Dolly Parton, que morreu na última terça-feira (25), aos 80 anos, deixou para trás um patrimônio que vai muito além de sua carreira como uma das maiores estrelas da música country. Ao longo de décadas, a cantora transformou a fama conquistada nos palcos em um império empresarial, que inclui participação em parques temáticos, hotéis e atrações turísticas no Tennessee.
Entre os negócios ligados à artista está o Dollywood’s Splash Country, parque aquático localizado em Pigeon Forge, no Tennessee, ao lado do famoso Dollywood. O empreendimento se tornou uma das peças do patrimônio construído por Dolly ao longo da vida e agora passa a fazer parte das discussões sobre o futuro de seu legado e herança.
Dolly Parton construiu parque aquático como extensão de seu império
Inaugurado em 2001, o Dollywood’s Splash Country ocupa uma área de aproximadamente 35 acres (aproximadamente 14 hectares) e foi desenvolvido como uma extensão do complexo turístico associado ao nome da cantora.

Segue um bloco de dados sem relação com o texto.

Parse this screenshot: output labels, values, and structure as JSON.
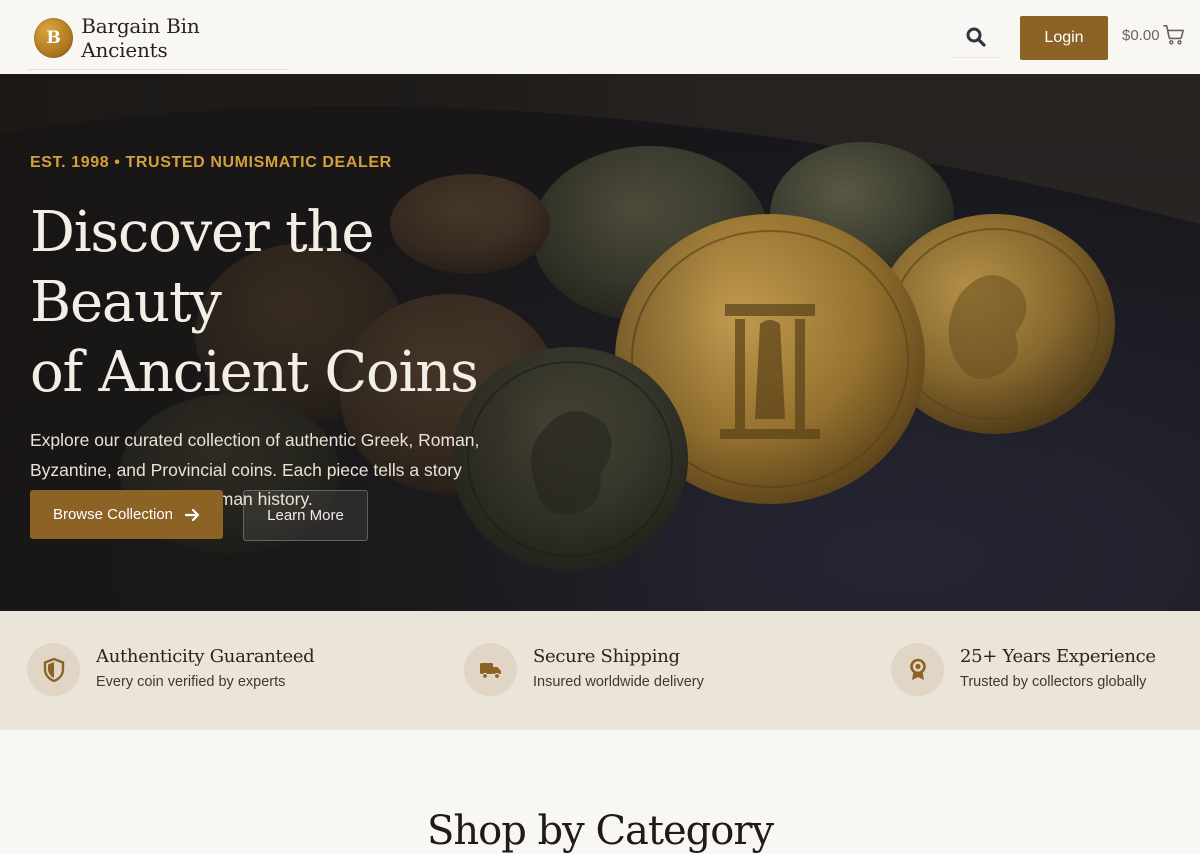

A atração é inspirada nas paisagens das Great Smoky Mountains e nas memórias de infância de Dolly na região.
Assim como o Dollywood, o parque aquático é fruto da parceria entre Dolly Parton e a Herschend Family Entertainment. Portanto, a cantora não era a única proprietária da atração, mas tinha uma participação significativa no empreendimento como sócia.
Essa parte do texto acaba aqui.